Special Issue: Functional Neurological Disorder
January 2020
https://neuro.psychiatryonline.org/toc/jnp/32/1

On the topic of treatments:
Although conventional cognitive-behavioral therapy (CBT) and CBT-informed psychotherapies are emerging evidence-based treatments for FND, this issue also includes an article demonstrating the feasibility and effectiveness of providing care to persons with FND in an outpatient behavioral medicine clinic (16). Treatment engagement in psychotherapy is another challenge, and evidence suggesting a role for motivational interviewing in the management of persons with FND is also included in this collection of articles (17). Similarly, while motor retraining using physical therapy is a mainstay of treatment for functional motor symptoms on the basis of available clinical trial evidence, the feasibility of implementing physical therapy for motor FND in the outpatient setting in the United States is reported in one of the studies presented (18). Regarding the development of novel treatment approaches, research opportunities to investigate potential roles for placebo (19) and virtual reality-delivered mirror visual feedback (20) in the treatment of FND are also addressed.
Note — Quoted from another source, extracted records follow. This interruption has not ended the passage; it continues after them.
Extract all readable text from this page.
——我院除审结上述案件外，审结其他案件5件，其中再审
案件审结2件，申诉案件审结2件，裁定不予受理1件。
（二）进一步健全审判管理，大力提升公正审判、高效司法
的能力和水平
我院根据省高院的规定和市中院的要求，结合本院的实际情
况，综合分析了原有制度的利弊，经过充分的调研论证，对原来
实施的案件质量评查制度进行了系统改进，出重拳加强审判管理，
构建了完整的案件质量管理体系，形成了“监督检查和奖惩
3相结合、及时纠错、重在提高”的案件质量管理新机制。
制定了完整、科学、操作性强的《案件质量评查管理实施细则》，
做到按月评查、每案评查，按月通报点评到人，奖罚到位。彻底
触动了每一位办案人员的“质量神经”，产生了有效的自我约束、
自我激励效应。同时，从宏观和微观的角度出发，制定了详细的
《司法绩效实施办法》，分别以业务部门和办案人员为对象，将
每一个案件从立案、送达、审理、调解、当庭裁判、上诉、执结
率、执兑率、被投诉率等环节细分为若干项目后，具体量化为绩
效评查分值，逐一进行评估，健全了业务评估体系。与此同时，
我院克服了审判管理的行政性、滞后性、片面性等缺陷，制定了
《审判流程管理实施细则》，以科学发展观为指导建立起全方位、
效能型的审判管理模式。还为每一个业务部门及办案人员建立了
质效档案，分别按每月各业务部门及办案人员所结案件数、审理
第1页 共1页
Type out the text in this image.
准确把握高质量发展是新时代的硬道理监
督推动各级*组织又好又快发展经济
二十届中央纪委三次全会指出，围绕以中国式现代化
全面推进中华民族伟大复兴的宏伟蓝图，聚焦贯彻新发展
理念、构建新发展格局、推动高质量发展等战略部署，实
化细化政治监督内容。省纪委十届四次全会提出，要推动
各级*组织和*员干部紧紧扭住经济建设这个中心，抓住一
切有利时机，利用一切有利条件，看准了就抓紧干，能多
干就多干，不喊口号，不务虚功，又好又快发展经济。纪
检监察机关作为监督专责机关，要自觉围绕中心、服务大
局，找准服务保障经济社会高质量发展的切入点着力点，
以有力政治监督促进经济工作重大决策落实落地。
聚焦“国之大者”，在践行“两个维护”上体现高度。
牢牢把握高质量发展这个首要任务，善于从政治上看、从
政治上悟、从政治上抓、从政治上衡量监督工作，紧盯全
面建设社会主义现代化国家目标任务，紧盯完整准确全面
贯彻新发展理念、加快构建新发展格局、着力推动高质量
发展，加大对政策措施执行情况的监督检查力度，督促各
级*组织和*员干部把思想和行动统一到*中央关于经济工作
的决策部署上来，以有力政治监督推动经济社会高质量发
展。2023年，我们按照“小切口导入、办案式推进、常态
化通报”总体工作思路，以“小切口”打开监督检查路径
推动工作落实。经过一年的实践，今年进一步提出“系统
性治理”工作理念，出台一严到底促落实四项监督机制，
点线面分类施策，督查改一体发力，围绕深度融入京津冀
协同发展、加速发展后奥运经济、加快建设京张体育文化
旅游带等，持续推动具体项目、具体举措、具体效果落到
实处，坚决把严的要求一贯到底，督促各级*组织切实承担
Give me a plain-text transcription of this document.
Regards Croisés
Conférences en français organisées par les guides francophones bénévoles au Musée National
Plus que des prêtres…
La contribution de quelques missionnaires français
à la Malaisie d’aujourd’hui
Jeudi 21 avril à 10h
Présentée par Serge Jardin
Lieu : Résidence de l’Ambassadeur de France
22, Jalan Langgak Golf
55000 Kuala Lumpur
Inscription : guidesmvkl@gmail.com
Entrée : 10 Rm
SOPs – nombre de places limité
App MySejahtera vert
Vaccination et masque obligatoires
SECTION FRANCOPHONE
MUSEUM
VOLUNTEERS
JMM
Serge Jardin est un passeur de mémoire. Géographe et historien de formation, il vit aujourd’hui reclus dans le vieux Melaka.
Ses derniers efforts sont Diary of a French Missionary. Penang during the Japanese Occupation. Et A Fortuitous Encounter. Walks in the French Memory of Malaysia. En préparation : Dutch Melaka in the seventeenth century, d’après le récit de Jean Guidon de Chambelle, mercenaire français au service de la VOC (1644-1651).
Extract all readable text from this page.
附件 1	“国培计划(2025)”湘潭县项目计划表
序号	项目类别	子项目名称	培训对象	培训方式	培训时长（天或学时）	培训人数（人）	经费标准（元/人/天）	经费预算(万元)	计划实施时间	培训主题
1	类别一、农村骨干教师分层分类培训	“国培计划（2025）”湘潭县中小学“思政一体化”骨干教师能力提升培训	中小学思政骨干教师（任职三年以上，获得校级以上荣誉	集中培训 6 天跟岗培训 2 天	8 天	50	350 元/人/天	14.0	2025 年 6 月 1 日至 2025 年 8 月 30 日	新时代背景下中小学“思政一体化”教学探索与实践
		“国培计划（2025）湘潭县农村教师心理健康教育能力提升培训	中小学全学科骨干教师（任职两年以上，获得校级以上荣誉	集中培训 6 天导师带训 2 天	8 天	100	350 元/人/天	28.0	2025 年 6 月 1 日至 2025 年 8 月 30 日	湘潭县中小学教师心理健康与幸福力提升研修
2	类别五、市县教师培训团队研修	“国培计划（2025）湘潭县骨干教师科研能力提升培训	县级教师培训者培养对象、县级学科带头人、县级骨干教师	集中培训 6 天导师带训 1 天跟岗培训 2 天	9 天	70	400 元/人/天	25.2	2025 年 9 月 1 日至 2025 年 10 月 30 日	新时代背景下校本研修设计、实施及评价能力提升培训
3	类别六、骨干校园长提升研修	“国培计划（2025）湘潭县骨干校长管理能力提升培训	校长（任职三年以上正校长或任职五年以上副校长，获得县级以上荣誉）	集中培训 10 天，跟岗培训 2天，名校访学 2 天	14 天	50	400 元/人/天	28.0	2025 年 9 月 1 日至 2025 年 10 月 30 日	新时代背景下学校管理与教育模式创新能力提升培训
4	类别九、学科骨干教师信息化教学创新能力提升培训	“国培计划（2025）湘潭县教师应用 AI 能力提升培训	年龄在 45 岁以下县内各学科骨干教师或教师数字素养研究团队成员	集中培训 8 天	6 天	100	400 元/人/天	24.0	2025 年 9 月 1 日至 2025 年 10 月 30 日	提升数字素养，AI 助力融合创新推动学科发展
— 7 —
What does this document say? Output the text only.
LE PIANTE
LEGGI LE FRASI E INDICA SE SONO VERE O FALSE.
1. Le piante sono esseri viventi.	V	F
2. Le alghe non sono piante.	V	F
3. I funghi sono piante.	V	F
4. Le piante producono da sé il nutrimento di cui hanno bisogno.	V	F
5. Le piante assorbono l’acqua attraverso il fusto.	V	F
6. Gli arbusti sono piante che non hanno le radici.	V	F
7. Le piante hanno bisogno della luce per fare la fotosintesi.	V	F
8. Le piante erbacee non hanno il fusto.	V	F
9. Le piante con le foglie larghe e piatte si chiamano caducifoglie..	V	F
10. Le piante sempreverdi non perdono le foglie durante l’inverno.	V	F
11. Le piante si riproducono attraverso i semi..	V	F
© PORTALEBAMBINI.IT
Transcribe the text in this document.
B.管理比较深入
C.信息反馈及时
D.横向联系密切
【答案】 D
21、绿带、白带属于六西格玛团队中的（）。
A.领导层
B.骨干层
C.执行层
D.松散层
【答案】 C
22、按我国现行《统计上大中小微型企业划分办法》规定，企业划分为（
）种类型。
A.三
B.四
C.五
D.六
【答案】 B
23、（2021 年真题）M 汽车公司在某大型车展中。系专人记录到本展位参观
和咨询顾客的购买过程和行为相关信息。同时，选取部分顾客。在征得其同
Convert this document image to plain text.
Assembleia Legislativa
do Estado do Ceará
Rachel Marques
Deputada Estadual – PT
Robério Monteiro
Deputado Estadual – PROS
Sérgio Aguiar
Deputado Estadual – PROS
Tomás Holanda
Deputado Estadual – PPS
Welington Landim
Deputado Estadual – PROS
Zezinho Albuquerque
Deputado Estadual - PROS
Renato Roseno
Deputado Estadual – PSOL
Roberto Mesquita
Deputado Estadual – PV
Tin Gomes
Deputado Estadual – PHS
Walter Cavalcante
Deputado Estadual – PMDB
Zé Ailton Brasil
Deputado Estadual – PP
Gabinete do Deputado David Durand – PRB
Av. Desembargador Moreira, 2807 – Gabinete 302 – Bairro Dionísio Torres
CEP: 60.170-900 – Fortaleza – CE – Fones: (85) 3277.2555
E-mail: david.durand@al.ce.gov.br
So there is a total absence of treatments that are likely to be tested under conditions of adequate control of subjective bias.

The comment about placebo as therapy itself is hilarious.
 
This is the first sentence from the opening editorial of the special issue, which is not behind a paywall:
https://neuro.psychiatryonline.org/doi/10.1176/appi.neuropsych.19090204

"Functional neurological disorder (FND), also known as conversion disorder, constitutes individuals with neurological symptoms precipitated and/or perpetuated by maladaptive cognitive, affective, behavioral, psychological, and perceptual processes."

So there it is--for all the noises about "functional," it seems by this definition to be the same old conversion disorder.
 
This is the first sentence from the opening editorial of the special issue, which is not behind a paywall:
https://neuro.psychiatryonline.org/doi/10.1176/appi.neuropsych.19090204

"Functional neurological disorder (FND), also known as conversion disorder, constitutes individuals with neurological symptoms precipitated and/or perpetuated by maladaptive cognitive, affective, behavioral, psychological, and perceptual processes."

So there it is--for all the noises about "functional," it seems by this definition to be the same old conversion disorder.

Exactly. Claims that this is a new approach should be seen as marketing for an empire building project (or perhaps a cost savings project). The only thing that's new is the language used, and some feeble attempts to give credibility to the concept with neuroimaging studies. The people involved have probably already decided what the problem is and how the solution will look like, rather than trying something genuinely new.

That they mix two nebulous and conceptually difficult ideas like placebos as treatment and FND does not bode well.

The sad thing is that the people with FND I've talked to about this seem so desperate that they appear willing to overlook all the problems just to have crumbs.
 
Treatment engagement in psychotherapy is another challenge, and evidence suggesting a role for motivational interviewing in the management of persons with FND is also included in this collection of articles
"Why won't these desperate people swallow our BS?". It's becoming one of the dominant themes in the past few years, frustration at explicit dissent from patients. It isn't even subtle anymore, there are explicit discussions over how to deceive patients, how to approach the topic and mislead over even the meaning of words.

Medicine "requires" informed consent. Bad psychology overruling medicine somehow is exempt from that. All the power, absolutely none of the requirements, obligations or accountability. As intellectually bankrupt as it is ethically bankrupt.
 
This is the first sentence from the opening editorial of the special issue, which is not behind a paywall:
https://neuro.psychiatryonline.org/doi/10.1176/appi.neuropsych.19090204

"Functional neurological disorder (FND), also known as conversion disorder, constitutes individuals with neurological symptoms precipitated and/or perpetuated by maladaptive cognitive, affective, behavioral, psychological, and perceptual processes."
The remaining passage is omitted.